Comment 3 Ian Lance Taylor 2014-04-23 16:42:11 UTC
It would be extremely helpful if you could find a test case that can recreate this problem with some reliability.  There is no obvious dependency on the system page size in libgo.  The PageSize constant is the unit that the memory allocator deals in, and should have no direct relationship to the system page size.  I believe that there is a bug, but we need to track it down.

If you set the environment variable GOGC=1 the garbage collector will run much more frequently; perhaps that will help get a reproducible test case.
Comment 4 Anton Blanchard 2014-04-24 00:17:06 UTC
Created attachment 32669 [details]
Don't use madvise(DONT_NEED) on sub pages
Comment 5 Anton Blanchard 2014-04-24 00:18:11 UTC
I think I see it:

19112 madvise(0xc211030000, 4096, MADV_DONTNEED) = 0

That 4kB madvise(MADV_DONTNEED) gets rounded up to the system page size of 64kB and we end up covering still in use memory.

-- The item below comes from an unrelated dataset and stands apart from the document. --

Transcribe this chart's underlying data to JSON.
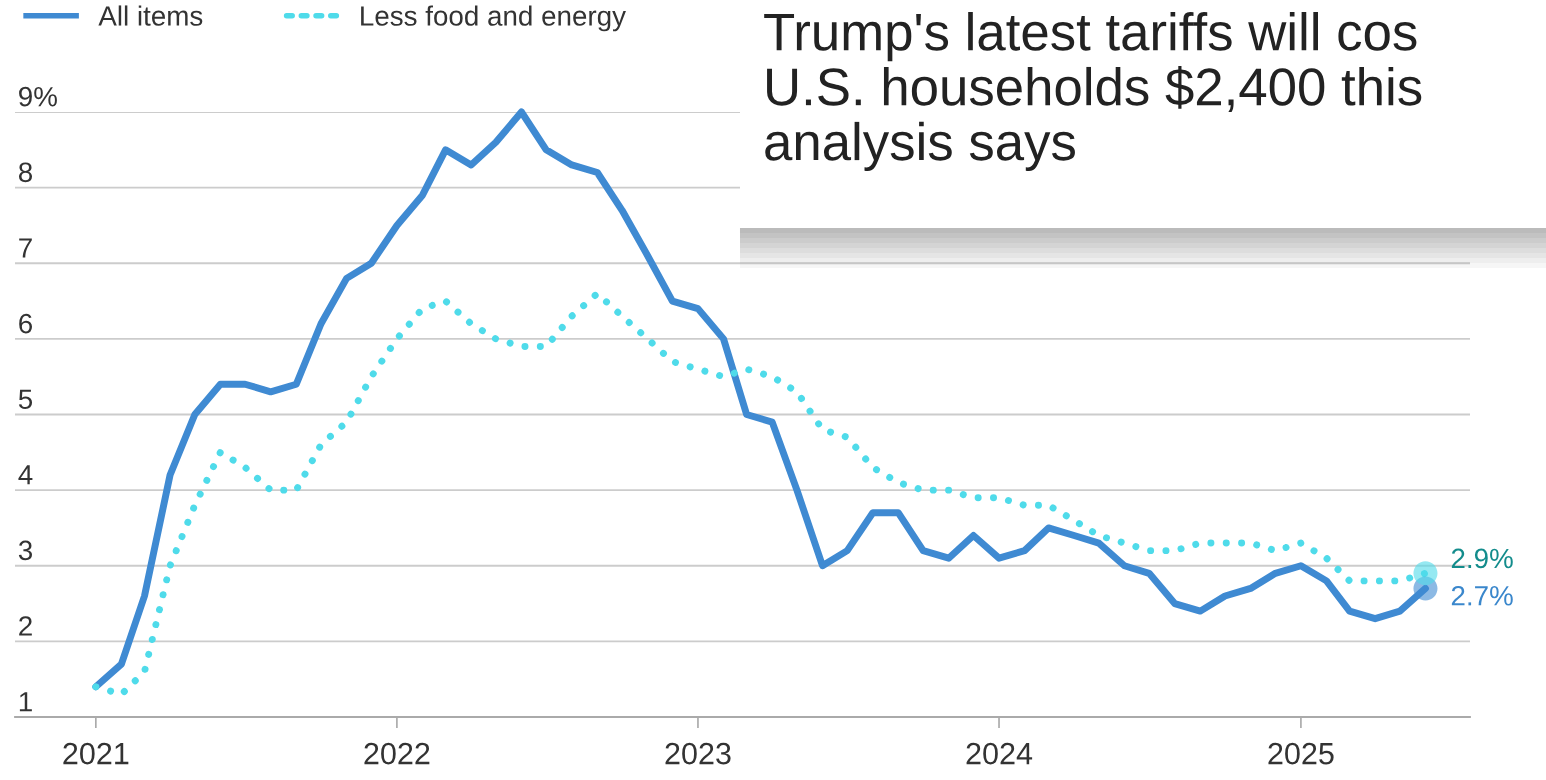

The following patch fixes it for me, but it just ignores any sub pages. We should keep them around so later calls have a chance at consolidating regions up to a system page size.
Comment 6 Jakub Jelinek 2014-04-24 05:38:26 UTC
Perhaps it would be better instead of not doing the madvise at all if start or length isn't page aligned round the start to the next page boundary and end to the previous page boundary and madvise if the rounded end is above the rounded start.
Comment 7 Anton Blanchard 2014-04-25 02:00:47 UTC
Created attachment 32679 [details]
runtime: Fix garbage collector issue with non 4kB system page size

The go garbage collector tracks memory in terms of 4kB pages. Most of
the code checks getpagesize() at runtime and does the right thing.

On a 64kB ppc64 box I see SEGVs in long running processes which has
been diagnosed as a bug in scavengelist. scavengelist does a
madvise(MADV_DONTNEED) without rounding the arguments to the system
page size. A strace of one of the failures shows the problem:

madvise(0xc211030000, 4096, MADV_DONTNEED) = 0

The kernel rounds the length up to 64kB and we mark 60kB of valid data
as no longer needed.

Round start up to a system page and end down before calling madvise.
Comment 8 ian@gcc.gnu.org 2014-04-25 04:29:21 UTC
Author: ian
Date: Fri Apr 25 04:28:48 2014
New Revision: 209776

URL: http://gcc.gnu.org/viewcvs?rev=209776&root=gcc&view=rev
Log:
	PR go/60931

runtime: Fix garbage collector issue with non 4kB system page size

The go garbage collector tracks memory in terms of 4kB pages.
Most of the code checks getpagesize() at runtime and does the
right thing.

On a 64kB ppc64 box I see SEGVs in long running processes
which has been diagnosed as a bug in scavengelist.
scavengelist does a madvise(MADV_DONTNEED) without rounding
the arguments to the system page size.  A strace of one of the
failures shows the problem:

madvise(0xc211030000, 4096, MADV_DONTNEED) = 0

The kernel rounds the length up to 64kB and we mark 60kB of
valid data as no longer needed.

Round start up to a system page and end down before calling
madvise.

Modified:
    branches/gcc-4_9-branch/libgo/runtime/mheap.c
Comment 9 ian@gcc.gnu.org 2014-04-25 04:29:39 UTC
Author: ian
Date: Fri Apr 25 04:29:07 2014
New Revision: 209777

URL: http://gcc.gnu.org/viewcvs?rev=209777&root=gcc&view=rev
Log:
	PR go/60931

runtime: Fix garbage collector issue with non 4kB system page size

The go garbage collector tracks memory in terms of 4kB pages.
Most of the code checks getpagesize() at runtime and does the
right thing.

On a 64kB ppc64 box I see SEGVs in long running processes
which has been diagnosed as a bug in scavengelist.
scavengelist does a madvise(MADV_DONTNEED) without rounding
the arguments to the system page size.  A strace of one of the
failures shows the problem:

madvise(0xc211030000, 4096, MADV_DONTNEED) = 0

The kernel rounds the length up to 64kB and we mark 60kB of
valid data as no longer needed.

Round start up to a system page and end down before calling
madvise.

Modified:
    trunk/libgo/runtime/mheap.c
Comment 10 Ian Lance Taylor 2014-04-25 04:33:22 UTC
Thanks for the patch.  I committed a version of it to mainline and 4.9 branch.